Define a recursive function that builds a list from start to end. Base case: if start > end, return empty list. Otherwise, cons start onto the result of (gen-list (+ start 1) end).

(define (gen-list start end) (if (> start end) '() (cons start (gen-list (+ start 1) end))))

Test: (gen-list 1 5)(1 2 3 4 5).

5. Write sum: Add Up All Elements in a List

Recursively add the first element to the sum of the rest. Base case: empty list returns 0.

(define (sum lst) (if (null? lst) 0 (+ (car lst) (sum (cdr lst)))))

Test: (sum '(4 5 0 1)) → 10; (sum (gen-list 1 5)) → 15.

6. Write retrieve-first-n: Return First n Elements

Return the first n elements of a list. Handle edge cases: if n <= 0, return empty; if n >= length, return the whole list.

(define (retrieve-first-n n lst) (cond ((<= n 0) '()) ((null? lst) '()) (else (cons (car lst) (retrieve-first-n (- n 1) (cdr lst))))))

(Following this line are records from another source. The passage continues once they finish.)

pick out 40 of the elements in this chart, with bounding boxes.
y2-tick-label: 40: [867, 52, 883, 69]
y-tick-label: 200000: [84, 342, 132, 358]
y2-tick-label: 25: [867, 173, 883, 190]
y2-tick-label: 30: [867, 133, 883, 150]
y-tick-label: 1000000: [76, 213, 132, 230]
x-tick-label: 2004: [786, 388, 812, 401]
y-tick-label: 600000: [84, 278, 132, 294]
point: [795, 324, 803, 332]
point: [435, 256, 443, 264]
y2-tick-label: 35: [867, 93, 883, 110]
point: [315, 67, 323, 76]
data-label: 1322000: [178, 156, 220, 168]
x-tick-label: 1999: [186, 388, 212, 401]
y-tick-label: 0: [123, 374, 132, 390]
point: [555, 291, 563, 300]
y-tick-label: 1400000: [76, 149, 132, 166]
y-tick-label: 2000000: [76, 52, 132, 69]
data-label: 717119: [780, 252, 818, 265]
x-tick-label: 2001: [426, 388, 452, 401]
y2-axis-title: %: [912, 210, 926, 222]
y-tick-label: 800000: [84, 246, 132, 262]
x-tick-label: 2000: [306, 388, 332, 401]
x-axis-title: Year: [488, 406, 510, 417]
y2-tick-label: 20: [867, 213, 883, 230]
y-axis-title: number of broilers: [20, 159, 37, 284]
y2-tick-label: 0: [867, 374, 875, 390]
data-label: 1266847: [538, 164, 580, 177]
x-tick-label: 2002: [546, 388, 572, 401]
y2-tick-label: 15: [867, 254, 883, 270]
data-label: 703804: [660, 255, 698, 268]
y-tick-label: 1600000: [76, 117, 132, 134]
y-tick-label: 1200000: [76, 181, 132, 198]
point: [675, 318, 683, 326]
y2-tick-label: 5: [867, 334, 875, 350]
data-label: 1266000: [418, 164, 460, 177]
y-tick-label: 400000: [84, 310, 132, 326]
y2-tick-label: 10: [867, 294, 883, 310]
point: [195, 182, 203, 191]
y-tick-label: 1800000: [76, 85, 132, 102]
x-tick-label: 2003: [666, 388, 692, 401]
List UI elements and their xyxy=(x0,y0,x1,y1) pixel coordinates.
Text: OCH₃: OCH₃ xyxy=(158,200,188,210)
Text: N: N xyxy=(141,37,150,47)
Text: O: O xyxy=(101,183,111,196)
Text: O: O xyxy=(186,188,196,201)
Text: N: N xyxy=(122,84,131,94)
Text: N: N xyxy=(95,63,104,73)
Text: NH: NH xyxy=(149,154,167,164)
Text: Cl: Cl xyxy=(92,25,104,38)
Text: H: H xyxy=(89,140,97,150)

Test: (retrieve-first-n 3 '(a b c d e f g h i))(a b c).

7. Write pair-sum?: Check Adjacent Pairs Sum to a Value

Check if any two adjacent elements sum to val. Base cases: if list has fewer than 2 elements, return #f. Otherwise, check if (+ (car lst) (cadr lst)) equals val; if yes, return #t; else recurse on (cdr lst).

(define (pair-sum? lst val) (cond ((< (length lst) 2) #f) ((= (+ (car lst) (cadr lst)) val) #t) (else (pair-sum? (cdr lst) val))))

Test: (pair-sum? '(1 2 3) 3)#t; (pair-sum? (gen-list 1 100) 1000)#f.

Conclusion: Recursion as a Superpower

Recursion in Racket is like a chain reaction: each call reduces the problem until a base case stops it. By writing gen-list, sum, retrieve-first-n, and pair-sum?, you've practiced the core pattern. Remember to use the debugger to visualize recursion—it's your best friend. Now go ace that lab!